The research team located a vendor of small, rugged fingerprint scanners, and contacted me to see if I could help build some software they could use in the field.  I was very interested in the project, because it meant a short escape from the day-in,  day-out web applications.  Unfortunately, the project did not go perfectly. The remainder of this post attempts to describe, and learn from, the various things that went wrong.

The application we built had several main tasks:  Collect fingerprints, identify people using their fingerprints, and merge fingerprint databases.  Believe or not, small villages in the Malawian outback are not internet enabled, so collected data had to be manually merged into a central database after each collection run.
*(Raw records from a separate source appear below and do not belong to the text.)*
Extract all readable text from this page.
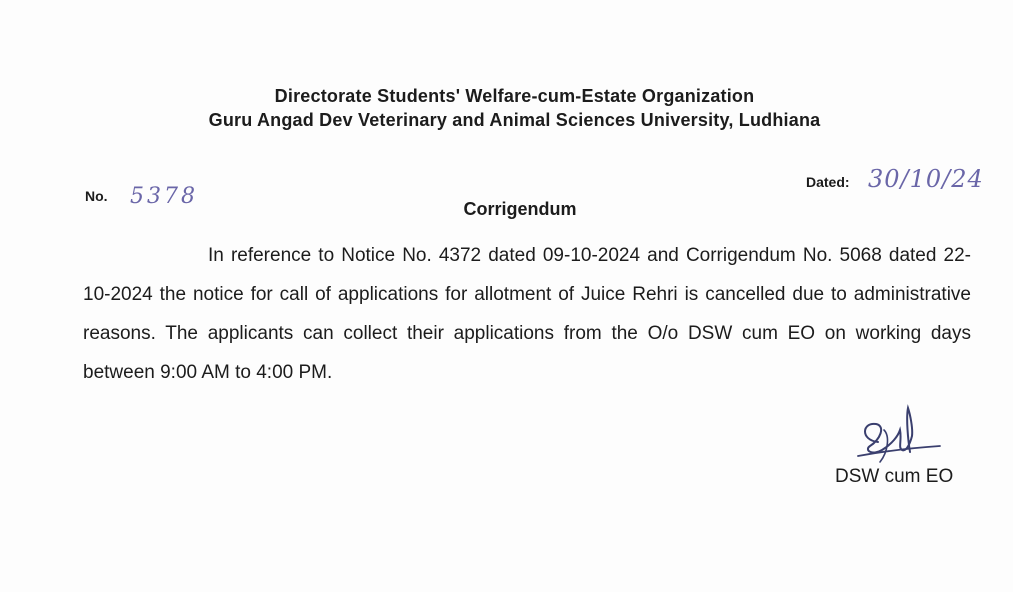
Directorate Students' Welfare-cum-Estate Organization
Guru Angad Dev Veterinary and Animal Sciences University, Ludhiana
No. 5378
Dated: 30/10/24
Corrigendum

In reference to Notice No. 4372 dated 09-10-2024 and Corrigendum No. 5068 dated 22-10-2024 the notice for call of applications for allotment of Juice Rehri is cancelled due to administrative reasons. The applicants can collect their applications from the O/o DSW cum EO on working days between 9:00 AM to 4:00 PM.

DSW cum EO
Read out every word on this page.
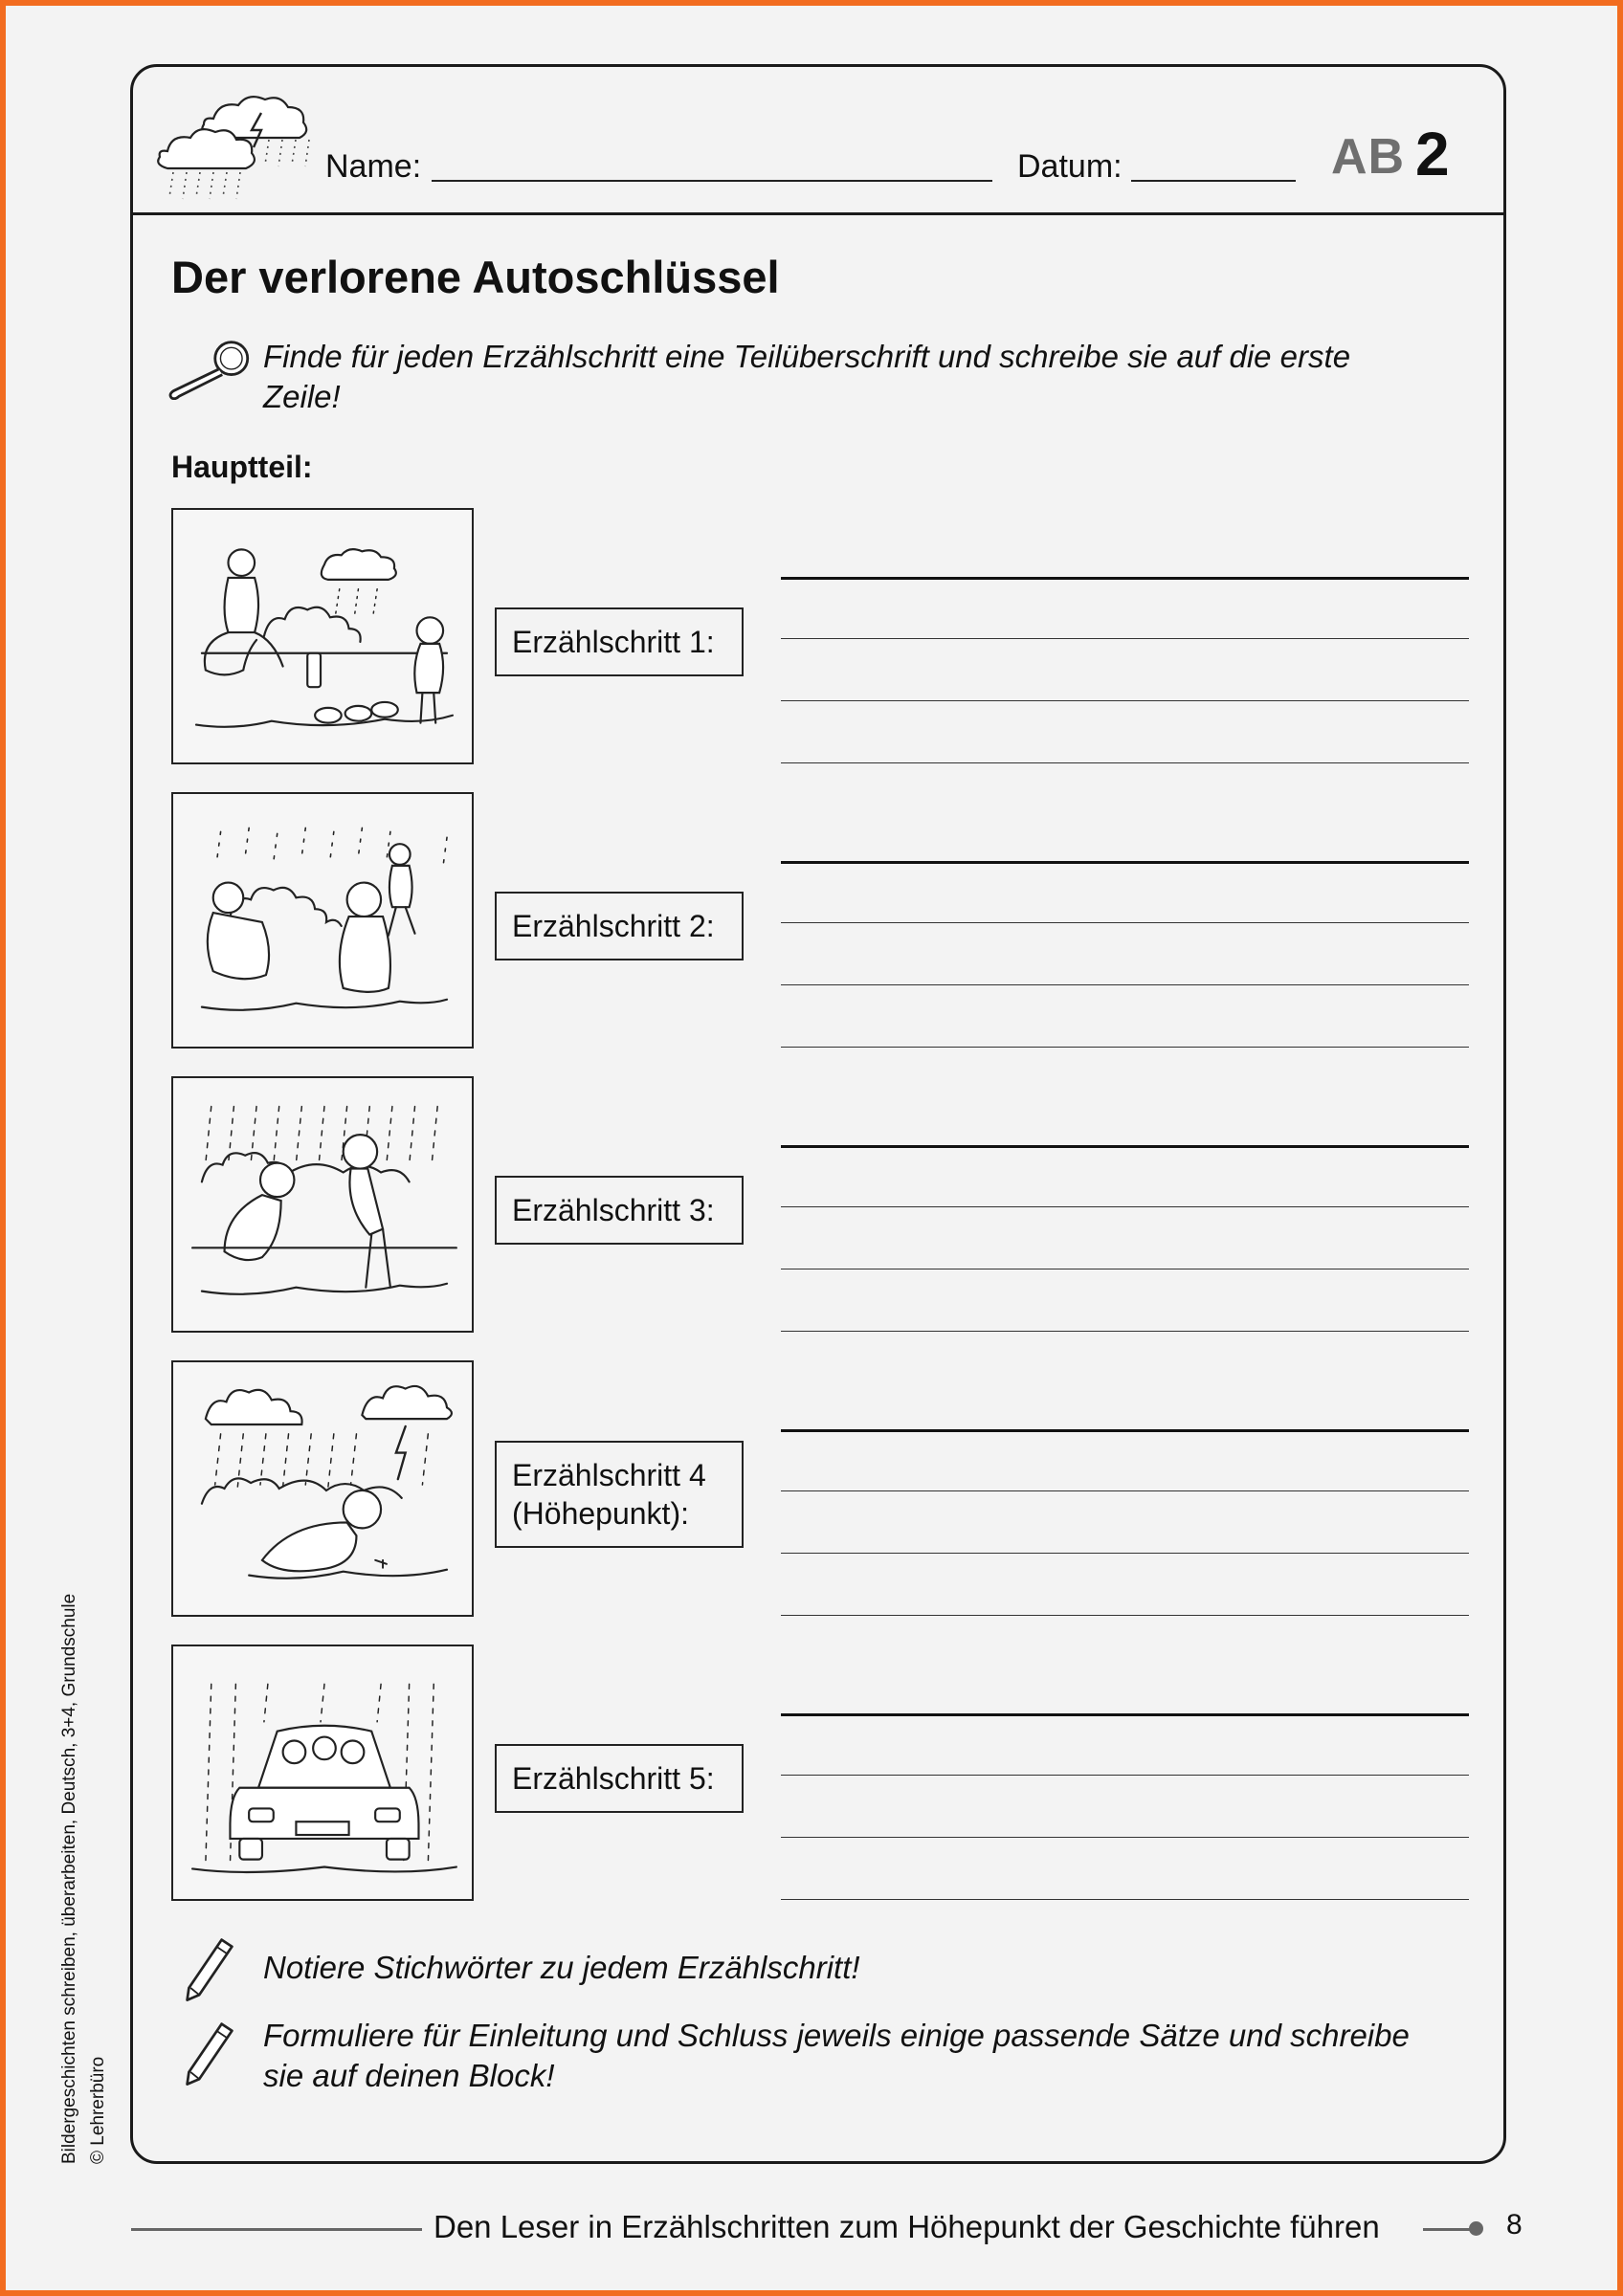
Name:	Datum:	AB 2
Der verlorene Autoschlüssel
Finde für jeden Erzählschritt eine Teilüberschrift und schreibe sie auf die erste
Zeile!
Hauptteil:
Erzählschritt 1:
Erzählschritt 2:
Erzählschritt 3:
Erzählschritt 4
(Höhepunkt):
Erzählschritt 5:
Notiere Stichwörter zu jedem Erzählschritt!
Formuliere für Einleitung und Schluss jeweils einige passende Sätze und schreibe
sie auf deinen Block!
Den Leser in Erzählschritten zum Höhepunkt der Geschichte führen	8
Bildergeschichten schreiben, überarbeiten, Deutsch, 3+4, Grundschule © Lehrerbüro
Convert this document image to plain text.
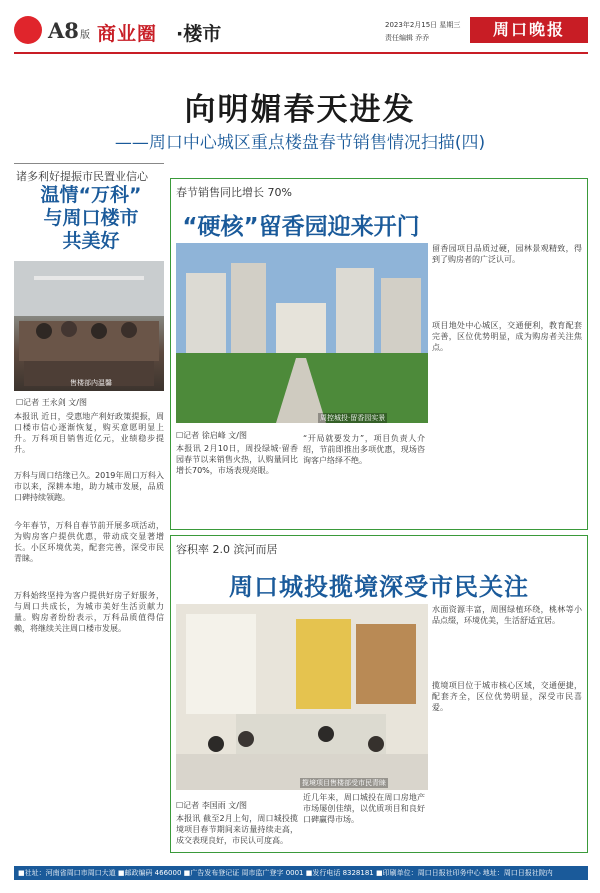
A8 版 商业圈 ·楼市	2023年2月15日 星期三
责任编辑 乔乔	周口晚报
向明媚春天进发
——周口中心城区重点楼盘春节销售情况扫描(四)
诸多利好提振市民置业信心
温情“万科”
与周口楼市
共美好
售楼部内温馨
☐记者 王永剑 文/图
本报讯 近日，受惠地产利好政策提振，周口楼市信心逐渐恢复，购买意愿明显上升。万科项目销售近亿元，业绩稳步提升。
万科与周口结缘已久。2019年周口万科入市以来，深耕本地，助力城市发展，品质口碑持续领跑。
今年春节，万科自春节前开展多项活动，为购房客户提供优惠，带动成交显著增长。小区环境优美，配套完善，深受市民青睐。
万科始终坚持为客户提供好房子好服务，与周口共成长，为城市美好生活贡献力量。购房者纷纷表示，万科品质值得信赖，将继续关注周口楼市发展。
春节销售同比增长 70%
“硬核”留香园迎来开门
周控城投·留香园实景
☐记者 徐启峰 文/图
本报讯 2月10日，周投绿城·留香园春节以来销售火热，认购量同比增长70%，市场表现亮眼。
“开局就要发力”，项目负责人介绍，节前即推出多项优惠，现场咨询客户络绎不绝。
留香园项目品质过硬，园林景观精致，得到了购房者的广泛认可。
项目地处中心城区，交通便利，教育配套完善，区位优势明显，成为购房者关注焦点。
容积率 2.0 滨河而居
周口城投揽境深受市民关注
揽境项目售楼部受市民青睐
☐记者 李国雨 文/图
本报讯 截至2月上旬，周口城投揽境项目春节期间来访量持续走高，成交表现良好，市民认可度高。
近几年来，周口城投在周口房地产市场屡创佳绩，以优质项目和良好口碑赢得市场。
水面资源丰富，周围绿植环绕，桃林等小品点缀，环境优美，生活舒适宜居。
揽境项目位于城市核心区域，交通便捷，配套齐全，区位优势明显，深受市民喜爱。
■社址：河南省周口市周口大道 ■邮政编码 466000 ■广告发布登记证 周市监广登字 0001 ■发行电话 8328181 ■印刷单位：周口日报社印务中心 地址：周口日报社院内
  • The fingerprint scanner vendor supplied a suite of software developmest kits (SDK), but the only one I could reasonably hope to work with (Java) wasn’t my main area of expertise (PHP). These SDKs were also quite finicky and it was sometimes impossible to tell why it was working or not working.
  • The fingerprint scanner vendor released a new version of their software which probably worked better on Windows XP-64 bit and Windows 7, but for reasons probably having to do with the very fine print of grant applications, it was never purchased or deployed as an upgrade.
  • Timelines for delivering various components of the project were too short.  Timelines are always too short, in all kinds of projects, all over the world.  In this case, it affected our ability do develop slowly and carefully, and meant that not many “test runs” were possible in the field before they started collecting real, experimental data.
  • Some unknown issue, perhaps tied to the above bullet points, or some mistake we made, led to the corruption of some of the collected data.  This means the researchers couldn’t do the entirety of what they needed to do with the data.

So, how to do it better next time?

  • Refer the project to someone else.  Even though the timelines were too tight for anyone to do a search for a Java-specializing firm, I should have put my foot down and insisted the project was not right for us.  It’s funny, once delivering something by next month is known to be impossible, the deadline can magically be extended or reshuffled.  It may have led to a delay in the first phase of the project, but would probably have led to a better end result.
  • Insist on good tools.  Developing on the older version of the SDK took probably twice as much time as it would have with the newer, more compatible one.
  • Test, then test more.  Testing and QA are hard.  Very hard.  It is important for everyone, developers and clients, to perform thorough tests.  It is important to test at the beginning, and then to test again while you think everything is going fine.